NSA ha pubblicato una guida dal titolo "Selecting Secure Multi-factor Authentication Solutions":
- https://www.nsa.gov/News-Features/News-Stories/Article-View/Article/2356020/nsa-releases-cybersecurity-guidance-selecting-and-safely-using-multifactor-auth/.

E' sicuramente molto tecnica e le analisi non si concludono con un giudizio sintetico. Per questo va letta con molta attenzione.

Ricordo che il ricorso a strumenti di MFA è sempre più necessario, soprattutto (ma non solo!) per chi ha ampi privilegi sui sistemi e può accedervi da remoto. Purtroppo queste tecnologie sono ancora sottovalutate da molti.

giovedì 1 ottobre 2020

Sentenza sul controllo genitori su cellulari e pc degli adolescenti

Si è diffusa in questi giorni la notizia della sentenza del Tribunale di Parma che dispone che spetta a entrambi i genitori monitorare con costanza smartphone e pc dei figli minorenni anche attraverso filtri di controllo. Ringrazio Luca de Grazia per avermi segnalato la notizia.

Un articolo di giornale:
- https://www.ilsole24ore.com/art/i-genitori-devono-controllare-smartphone-e-pc-figli-adolescenti-ADvHxLn.

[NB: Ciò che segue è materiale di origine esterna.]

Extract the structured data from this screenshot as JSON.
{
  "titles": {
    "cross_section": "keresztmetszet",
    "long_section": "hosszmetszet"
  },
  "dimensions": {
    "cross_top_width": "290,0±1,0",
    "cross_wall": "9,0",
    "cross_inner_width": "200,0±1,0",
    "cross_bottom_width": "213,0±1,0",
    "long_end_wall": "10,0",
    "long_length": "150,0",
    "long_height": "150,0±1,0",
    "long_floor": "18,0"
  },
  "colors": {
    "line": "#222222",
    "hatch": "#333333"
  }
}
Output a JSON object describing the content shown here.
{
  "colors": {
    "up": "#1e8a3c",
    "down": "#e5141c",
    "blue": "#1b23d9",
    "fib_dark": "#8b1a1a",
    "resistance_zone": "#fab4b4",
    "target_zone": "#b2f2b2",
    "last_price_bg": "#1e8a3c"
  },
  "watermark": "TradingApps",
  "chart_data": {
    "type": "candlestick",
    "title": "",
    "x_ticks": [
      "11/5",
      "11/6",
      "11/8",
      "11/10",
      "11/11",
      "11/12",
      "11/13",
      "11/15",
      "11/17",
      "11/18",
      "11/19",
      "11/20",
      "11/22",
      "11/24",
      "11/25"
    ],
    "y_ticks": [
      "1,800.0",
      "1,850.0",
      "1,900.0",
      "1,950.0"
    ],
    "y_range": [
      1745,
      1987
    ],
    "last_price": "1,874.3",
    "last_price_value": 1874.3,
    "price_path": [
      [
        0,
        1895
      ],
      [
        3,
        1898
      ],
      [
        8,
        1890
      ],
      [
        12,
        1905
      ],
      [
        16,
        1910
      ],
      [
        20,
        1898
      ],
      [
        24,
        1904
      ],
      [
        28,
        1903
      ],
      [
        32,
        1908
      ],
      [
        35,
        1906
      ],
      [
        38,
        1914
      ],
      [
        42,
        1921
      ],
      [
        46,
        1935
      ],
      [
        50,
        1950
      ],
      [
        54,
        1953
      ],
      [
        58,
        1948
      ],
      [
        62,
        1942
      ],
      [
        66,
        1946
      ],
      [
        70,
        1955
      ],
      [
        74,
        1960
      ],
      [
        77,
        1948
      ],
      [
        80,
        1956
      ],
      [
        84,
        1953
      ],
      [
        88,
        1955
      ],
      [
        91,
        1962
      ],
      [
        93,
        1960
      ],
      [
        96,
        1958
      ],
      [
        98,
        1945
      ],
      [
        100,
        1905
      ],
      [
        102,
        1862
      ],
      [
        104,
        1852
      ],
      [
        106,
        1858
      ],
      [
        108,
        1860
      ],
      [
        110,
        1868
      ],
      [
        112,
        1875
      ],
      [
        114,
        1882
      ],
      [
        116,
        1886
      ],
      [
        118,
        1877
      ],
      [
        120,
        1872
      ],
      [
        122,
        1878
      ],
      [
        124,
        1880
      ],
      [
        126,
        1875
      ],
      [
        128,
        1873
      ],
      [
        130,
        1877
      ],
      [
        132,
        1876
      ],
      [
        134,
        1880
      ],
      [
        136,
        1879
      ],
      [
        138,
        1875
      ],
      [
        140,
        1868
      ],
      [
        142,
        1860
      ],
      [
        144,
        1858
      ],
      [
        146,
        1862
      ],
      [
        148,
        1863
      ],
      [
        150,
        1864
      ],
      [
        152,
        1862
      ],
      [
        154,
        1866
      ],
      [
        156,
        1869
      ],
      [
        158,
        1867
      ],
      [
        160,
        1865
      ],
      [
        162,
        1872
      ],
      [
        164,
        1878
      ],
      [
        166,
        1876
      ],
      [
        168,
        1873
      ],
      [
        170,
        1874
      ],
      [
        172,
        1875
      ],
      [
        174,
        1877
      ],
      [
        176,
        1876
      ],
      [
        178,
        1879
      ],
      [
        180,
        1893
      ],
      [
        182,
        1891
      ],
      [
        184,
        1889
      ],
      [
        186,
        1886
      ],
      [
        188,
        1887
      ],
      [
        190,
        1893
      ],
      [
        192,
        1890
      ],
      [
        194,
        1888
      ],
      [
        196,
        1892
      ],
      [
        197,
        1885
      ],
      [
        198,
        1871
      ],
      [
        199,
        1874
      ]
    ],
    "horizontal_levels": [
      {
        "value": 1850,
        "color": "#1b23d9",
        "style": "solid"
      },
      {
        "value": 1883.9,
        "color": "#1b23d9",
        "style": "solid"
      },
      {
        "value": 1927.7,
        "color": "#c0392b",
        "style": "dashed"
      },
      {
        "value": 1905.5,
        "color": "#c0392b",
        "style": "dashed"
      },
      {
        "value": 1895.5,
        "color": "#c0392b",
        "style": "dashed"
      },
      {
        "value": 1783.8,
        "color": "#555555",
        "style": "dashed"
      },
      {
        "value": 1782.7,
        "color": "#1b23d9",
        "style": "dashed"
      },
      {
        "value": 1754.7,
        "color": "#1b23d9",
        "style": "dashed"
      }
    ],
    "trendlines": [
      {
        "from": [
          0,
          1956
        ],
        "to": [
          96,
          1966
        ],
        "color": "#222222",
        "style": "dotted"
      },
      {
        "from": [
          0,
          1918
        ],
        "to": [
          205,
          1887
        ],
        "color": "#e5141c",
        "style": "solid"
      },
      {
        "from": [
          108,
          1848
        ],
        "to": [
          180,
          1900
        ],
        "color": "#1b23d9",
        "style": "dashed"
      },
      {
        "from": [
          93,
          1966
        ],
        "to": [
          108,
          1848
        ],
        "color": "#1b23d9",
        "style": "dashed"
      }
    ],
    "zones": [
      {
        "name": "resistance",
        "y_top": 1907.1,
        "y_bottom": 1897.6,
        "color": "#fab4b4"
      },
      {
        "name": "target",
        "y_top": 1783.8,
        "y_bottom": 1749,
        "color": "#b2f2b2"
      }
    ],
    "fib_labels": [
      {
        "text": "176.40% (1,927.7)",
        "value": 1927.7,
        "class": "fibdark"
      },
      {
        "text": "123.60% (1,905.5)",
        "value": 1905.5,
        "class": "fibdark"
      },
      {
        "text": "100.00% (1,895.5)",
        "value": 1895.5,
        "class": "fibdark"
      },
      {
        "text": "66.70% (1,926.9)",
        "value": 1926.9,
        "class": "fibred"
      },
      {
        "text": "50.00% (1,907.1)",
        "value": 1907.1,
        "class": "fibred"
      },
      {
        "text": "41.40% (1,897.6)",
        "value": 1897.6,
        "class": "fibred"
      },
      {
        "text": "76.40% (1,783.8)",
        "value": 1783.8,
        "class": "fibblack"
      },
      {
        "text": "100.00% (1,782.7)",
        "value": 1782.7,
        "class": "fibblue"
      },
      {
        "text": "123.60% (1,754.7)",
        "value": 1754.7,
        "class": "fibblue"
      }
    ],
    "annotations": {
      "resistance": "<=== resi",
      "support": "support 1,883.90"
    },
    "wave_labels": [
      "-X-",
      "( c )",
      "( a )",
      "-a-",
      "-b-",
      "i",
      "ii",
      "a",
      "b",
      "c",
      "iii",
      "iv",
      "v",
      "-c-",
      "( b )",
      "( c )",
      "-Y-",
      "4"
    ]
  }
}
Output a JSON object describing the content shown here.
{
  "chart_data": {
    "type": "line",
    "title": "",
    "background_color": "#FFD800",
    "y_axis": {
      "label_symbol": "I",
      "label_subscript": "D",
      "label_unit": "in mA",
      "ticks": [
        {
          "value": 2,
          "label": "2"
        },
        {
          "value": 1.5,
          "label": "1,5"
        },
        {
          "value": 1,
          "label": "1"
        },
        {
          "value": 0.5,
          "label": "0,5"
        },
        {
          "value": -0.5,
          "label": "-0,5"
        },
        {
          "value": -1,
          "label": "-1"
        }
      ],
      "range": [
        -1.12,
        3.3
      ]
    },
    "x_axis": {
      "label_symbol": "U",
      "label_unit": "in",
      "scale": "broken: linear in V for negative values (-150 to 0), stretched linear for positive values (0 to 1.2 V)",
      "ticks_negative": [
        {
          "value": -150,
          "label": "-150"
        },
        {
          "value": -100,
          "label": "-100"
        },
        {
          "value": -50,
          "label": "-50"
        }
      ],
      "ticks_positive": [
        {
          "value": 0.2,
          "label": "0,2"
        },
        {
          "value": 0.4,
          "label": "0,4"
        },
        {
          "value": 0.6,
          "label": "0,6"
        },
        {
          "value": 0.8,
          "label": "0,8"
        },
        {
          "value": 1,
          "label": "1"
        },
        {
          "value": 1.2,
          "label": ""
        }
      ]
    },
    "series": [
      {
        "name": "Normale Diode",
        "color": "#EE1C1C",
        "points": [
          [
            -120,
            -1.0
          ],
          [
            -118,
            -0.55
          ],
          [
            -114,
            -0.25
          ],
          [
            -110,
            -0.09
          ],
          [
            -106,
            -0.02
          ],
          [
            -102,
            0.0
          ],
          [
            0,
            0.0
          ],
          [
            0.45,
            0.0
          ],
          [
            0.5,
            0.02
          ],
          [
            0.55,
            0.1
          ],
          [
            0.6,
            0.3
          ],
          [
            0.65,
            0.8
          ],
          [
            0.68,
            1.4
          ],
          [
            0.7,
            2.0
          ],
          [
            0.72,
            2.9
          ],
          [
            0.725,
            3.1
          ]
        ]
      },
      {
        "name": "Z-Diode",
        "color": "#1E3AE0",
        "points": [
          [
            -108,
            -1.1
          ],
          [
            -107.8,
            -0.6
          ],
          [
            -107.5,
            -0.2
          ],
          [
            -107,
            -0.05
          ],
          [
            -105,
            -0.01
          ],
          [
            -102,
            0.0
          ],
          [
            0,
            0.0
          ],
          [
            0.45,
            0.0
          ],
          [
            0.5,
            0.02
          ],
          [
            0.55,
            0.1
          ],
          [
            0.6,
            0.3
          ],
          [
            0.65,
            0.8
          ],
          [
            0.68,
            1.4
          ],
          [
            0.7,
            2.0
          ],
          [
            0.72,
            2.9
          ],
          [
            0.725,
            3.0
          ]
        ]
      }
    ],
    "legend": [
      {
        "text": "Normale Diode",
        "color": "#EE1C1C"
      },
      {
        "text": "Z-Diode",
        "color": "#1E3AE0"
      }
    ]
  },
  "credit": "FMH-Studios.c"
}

Un articolo di stampo più legale:
- https://www.studiocataldi.it/articoli/39789-i-genitori-devono-controllare-pc-e-smartphone-dei-figli-adolescenti.asp.

Non penso che il monitoraggio costante sia una buona strategia educativa, né penso che sia compito di un tribunale imporre strategie educative. E comunque tutto ciò non rientra tra le mie competenze professionali (anche se fare il genitore è comunque una professione).

Mi sembra però una sentenza molto discutibile perché impone misure di monitoraggio (meno efficaci di quelle di prevenzione) e una forma di educazione volta ad abituare i giovani alla vigilanza continua. Roba tipica dei nostri tempi e che continuo a non condividere.